Mother and Child, 1931 is a work of seminal importance and its provenance is as distinguished as its artistic quality and rarity – formerly being in the collection of V&A director, Sir Eric MacLagan K.C.V.O. Sir Eric was one of the most distinguished figures in the international art world between the first and second World Wars; a man who combined the roles of scholar, curator and collector to a rare degree. He was also one of the first collectors to buy the work of Henry Moore.
Sir Eric MacLagan extended well beyond the confines of his specialization in the field of Early Christian and Renaissance studies. Breaking stereotypes, he sported an intriguing and certainly pioneering side to his passions – a love of Modern Art. As one of the first private collectors to buy the work of Henry Moore, he meticulously documented the purchase in his household personal accounts, neatly handwritten on a sheet of paper. The single entry reads November ’31 H. Moore statuette 18.18.0.
Amusingly, the sculpture entry sits beside other purchase entries, including a beige stair carpet, a sewing machine and a refrigerator. In such prosaic surroundings, this is the first and only record of sale for this pre-eminent work of 20th Century British Art.
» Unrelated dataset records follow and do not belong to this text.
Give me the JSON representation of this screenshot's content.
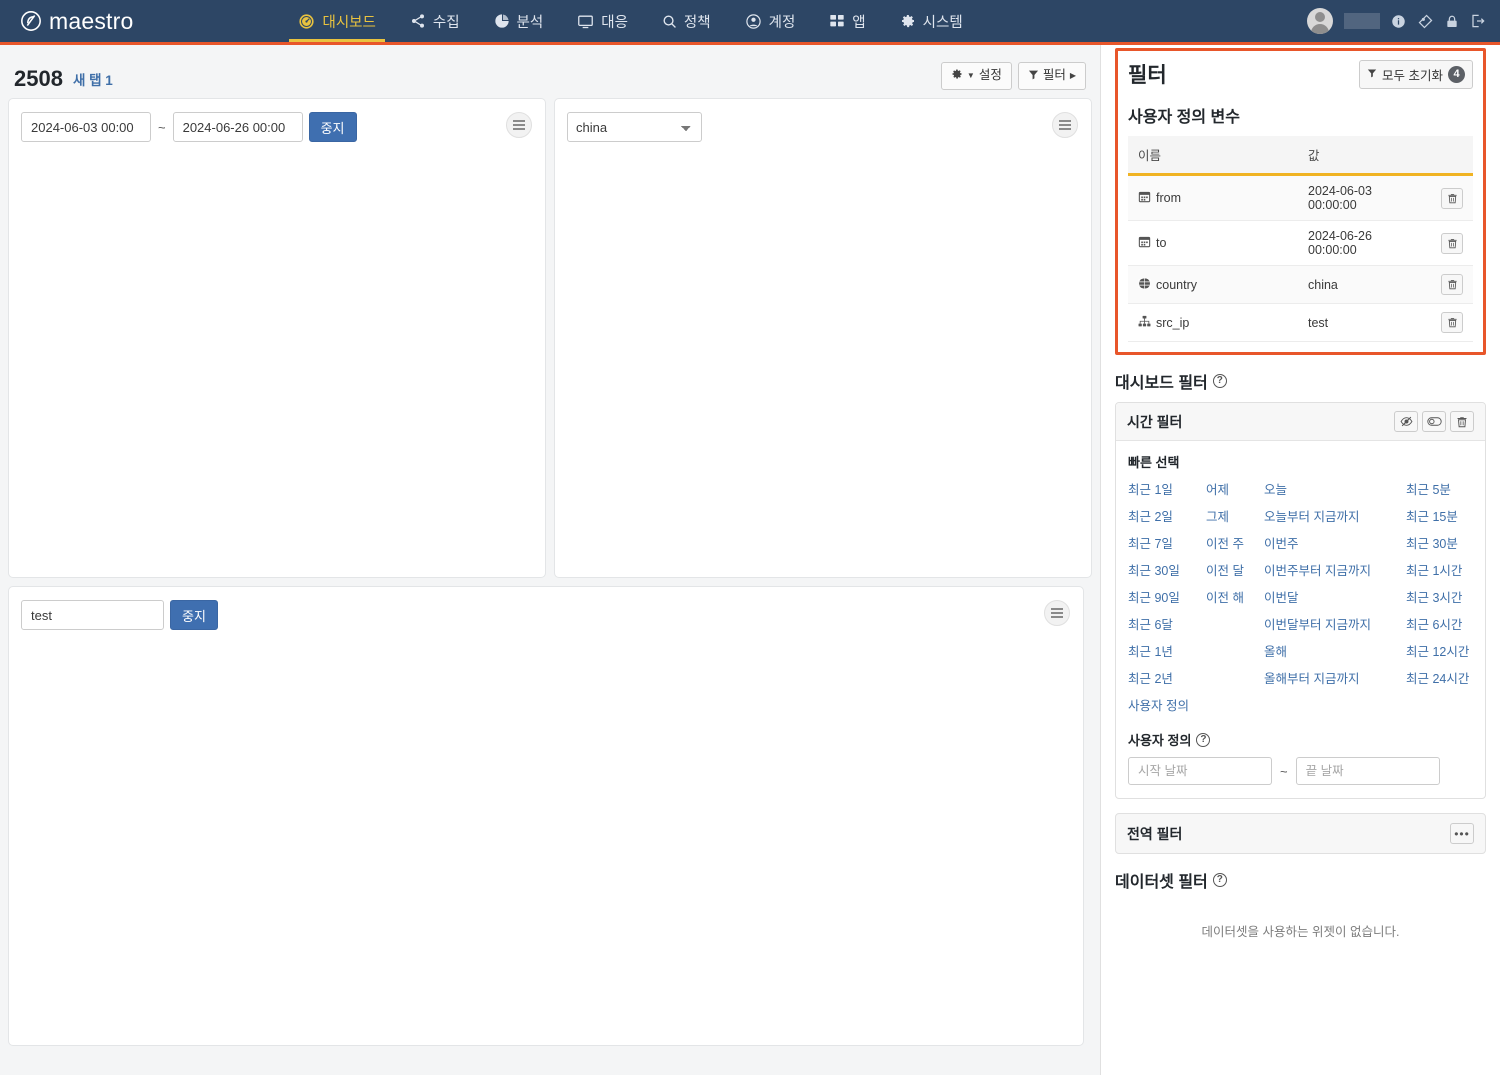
{
  "brand": {
    "name": "maestro",
    "logo_icon": "maestro-logo-icon"
  },
  "nav": {
    "items": [
      {
        "label": "대시보드",
        "icon": "dashboard-gauge-icon",
        "active": true
      },
      {
        "label": "수집",
        "icon": "share-nodes-icon",
        "active": false
      },
      {
        "label": "분석",
        "icon": "pie-chart-icon",
        "active": false
      },
      {
        "label": "대응",
        "icon": "monitor-icon",
        "active": false
      },
      {
        "label": "정책",
        "icon": "search-icon",
        "active": false
      },
      {
        "label": "계정",
        "icon": "user-circle-icon",
        "active": false
      },
      {
        "label": "앱",
        "icon": "grid-apps-icon",
        "active": false
      },
      {
        "label": "시스템",
        "icon": "gear-icon",
        "active": false
      }
    ],
    "right_icons": [
      "avatar",
      "username-mask",
      "info-icon",
      "tag-icon",
      "lock-icon",
      "logout-icon"
    ]
  },
  "title": {
    "dashboard_id": "2508",
    "tab_name": "새 탭 1",
    "settings_label": "설정",
    "filter_label": "필터"
  },
  "widgets": {
    "date_widget": {
      "from_value": "2024-06-03 00:00",
      "to_value": "2024-06-26 00:00",
      "separator": "~",
      "stop_label": "중지"
    },
    "country_widget": {
      "selected": "china",
      "options": [
        "china"
      ]
    },
    "text_widget": {
      "value": "test",
      "stop_label": "중지"
    }
  },
  "filter_panel": {
    "title": "필터",
    "reset_all_label": "모두 초기화",
    "reset_all_count": "4",
    "user_vars": {
      "heading": "사용자 정의 변수",
      "columns": [
        "이름",
        "값"
      ],
      "rows": [
        {
          "icon": "calendar-icon",
          "name": "from",
          "value": "2024-06-03 00:00:00",
          "delete_icon": "trash-icon"
        },
        {
          "icon": "calendar-icon",
          "name": "to",
          "value": "2024-06-26 00:00:00",
          "delete_icon": "trash-icon"
        },
        {
          "icon": "globe-icon",
          "name": "country",
          "value": "china",
          "delete_icon": "trash-icon"
        },
        {
          "icon": "sitemap-icon",
          "name": "src_ip",
          "value": "test",
          "delete_icon": "trash-icon"
        }
      ]
    },
    "dashboard_filter": {
      "heading": "대시보드 필터",
      "help_icon": "question-circle-icon",
      "time_filter": {
        "title": "시간 필터",
        "actions": [
          "eye-slash-icon",
          "toggle-icon",
          "trash-icon"
        ],
        "quick_select_heading": "빠른 선택",
        "quick_select": [
          [
            "최근 1일",
            "어제",
            "오늘",
            "최근 5분"
          ],
          [
            "최근 2일",
            "그제",
            "오늘부터 지금까지",
            "최근 15분"
          ],
          [
            "최근 7일",
            "이전 주",
            "이번주",
            "최근 30분"
          ],
          [
            "최근 30일",
            "이전 달",
            "이번주부터 지금까지",
            "최근 1시간"
          ],
          [
            "최근 90일",
            "이전 해",
            "이번달",
            "최근 3시간"
          ],
          [
            "최근 6달",
            "",
            "이번달부터 지금까지",
            "최근 6시간"
          ],
          [
            "최근 1년",
            "",
            "올해",
            "최근 12시간"
          ],
          [
            "최근 2년",
            "",
            "올해부터 지금까지",
            "최근 24시간"
          ],
          [
            "사용자 정의",
            "",
            "",
            ""
          ]
        ],
        "custom_heading": "사용자 정의",
        "start_placeholder": "시작 날짜",
        "end_placeholder": "끝 날짜",
        "date_separator": "~"
      }
    },
    "global_filter": {
      "title": "전역 필터",
      "menu_icon": "ellipsis-icon"
    },
    "dataset_filter": {
      "heading": "데이터셋 필터",
      "help_icon": "question-circle-icon",
      "empty_message": "데이터셋을 사용하는 위젯이 없습니다."
    }
  },
  "colors": {
    "nav_bg": "#2d4665",
    "nav_active": "#e9c33f",
    "accent_orange": "#e8562a",
    "table_underline": "#f0b323",
    "link_blue": "#3f6fa8",
    "button_blue": "#3f6fb0"
  }
}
In 1946 Moore wrote to Sir Eric to encourage him to lend the statue to an exhibition of his work at the Museum of Modern Art in New York; “I do hope you will be able to lend it. I know it will be away rather a long time, but I always look upon it as one of my best earlier pieces, and it will help to make the exhibition more complete than it would be without it.” Sir Eric agreed.
Moore, in the same letter, reinforces his fondness of this sculpture; “Thank you for agreeing to let me have it photographed as the Modern Museum of Art wanted a photograph of it specially and I have always wanted a photograph of it myself.”
Moore was a sculptor with few themes, but a multitude of resonance. The motif of mother and child, along with the reclining figure, was one that obsessed and intrigued Moore throughout his life. Intrigued by the organic and natural, Moore was ultimately bewitched by the human figure, and his sculptural quest into human form was both mystical and spiritual. He strove to depict the inner essence of his subject and presence, or, as he put it, ‘vitality’.
“Sculpture, for me, must have life in it, vitality. It must have a feeling for organic form, a certain pathos and warmth. A sculpture must have its own life and form,” he said.
Here, he is demonstrably an artist in supreme control, able to deliver the most intense and gratifying aesthetic experience, imbued with an intellectual and spiritual depth that is unparalleled in other examples of the same motif at that time. Mother and child, 1931 is a unique and individual statement.
The sculpture was exhibited at the Museum of Modern Art in New York and Chicago, and San Francisco and the last time it was ever seen in public was at The Arts Council of Great Britain of 1967.